両者に共通するのが、良い前評判が皆無と言っていいほどに、というか、そもそも、アニメオタクの間でさえもそれほど期待されていなかったこと。
しかも「エウレカセブン」がBONZの肝いりで4クールの作品として、作成されたのに対して、「シムーン」は、ディーンという有力制作会社の手によるとはいえ、テレ東2クールというやや控えめなモノである点で、「シムーン」はさらに条件が悪い。
案の定、放映開始当初は致命的な低視聴率と、深夜アニメを見ているディープなファンにさえも見放されるくらいに、酷評されていた。
が、ボク自身はFilnの日記にも書いていたように、この作品をかなり買っていた。これは、「百合趣味」とか、「萌えキャラ」とか、そういうレベルの話ではなく、「エウレカセブン」同様、その導入の第1話で、スタッフのこの作品に懸ける並々ならぬ意気込みが感じられたからだ。

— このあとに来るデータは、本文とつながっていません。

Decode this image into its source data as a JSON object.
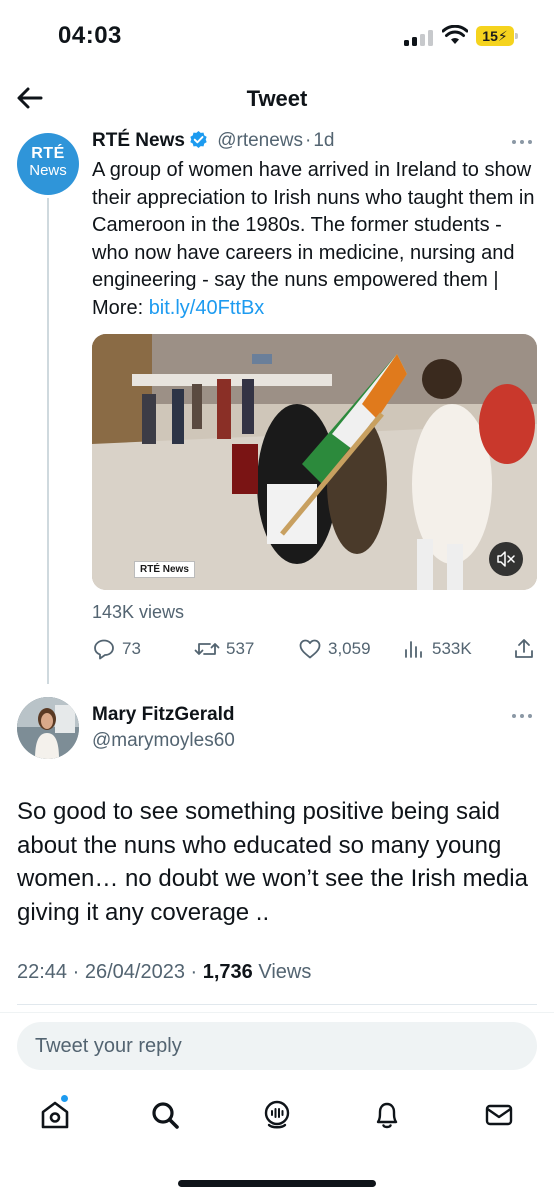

あえて強調するが、この作品については、「商品」ではなく、ちゃんと「作品」としての評価をすべきだというのが、当初からのボクの考えである。
ところが、ここに来て、アニオタのBlogなどで、この作品が再評価され始めている。
実は、この作品は、「物語」を作る上で、非常にオーソドックスな作りをしている。異世界モノである宿命として、世界観の説明が必須なのだが、それを、きちんと「物語」の中で過不足なく説明した上で、「物語」自体をちゃんと展開させ、あまつさえ、詰め込み気味になりかねない、ストーリーも、きっちりと各キャラクターを単に「ステロタイプ」ではなく、ちゃんと、際だたせている点に脚本・演出の実力を伺える。
この作品は、最近大手を振るって、荒稼ぎをしている「定型の設定」や、いわゆる「萌え」で、手堅く視聴率を稼ぐ作品とは異なり、ちゃんとした物語を、視聴者に投げかけるモノになっていると思う。
はっきり言うと、深夜アニメ「オタク」を自称するのなら、この作品のレベルについてきてほしい。この作品をちゃんと楽しめるか否かが、ちゃんとした(といういい方は、やや違和感があるが)オタクか否かの分水嶺であると思う。
「涼宮ハルヒの憂鬱」もいい。「ARIA」もいい。だが、その作品達を語るのであれば、その視線を、この作品にも向けてほしい。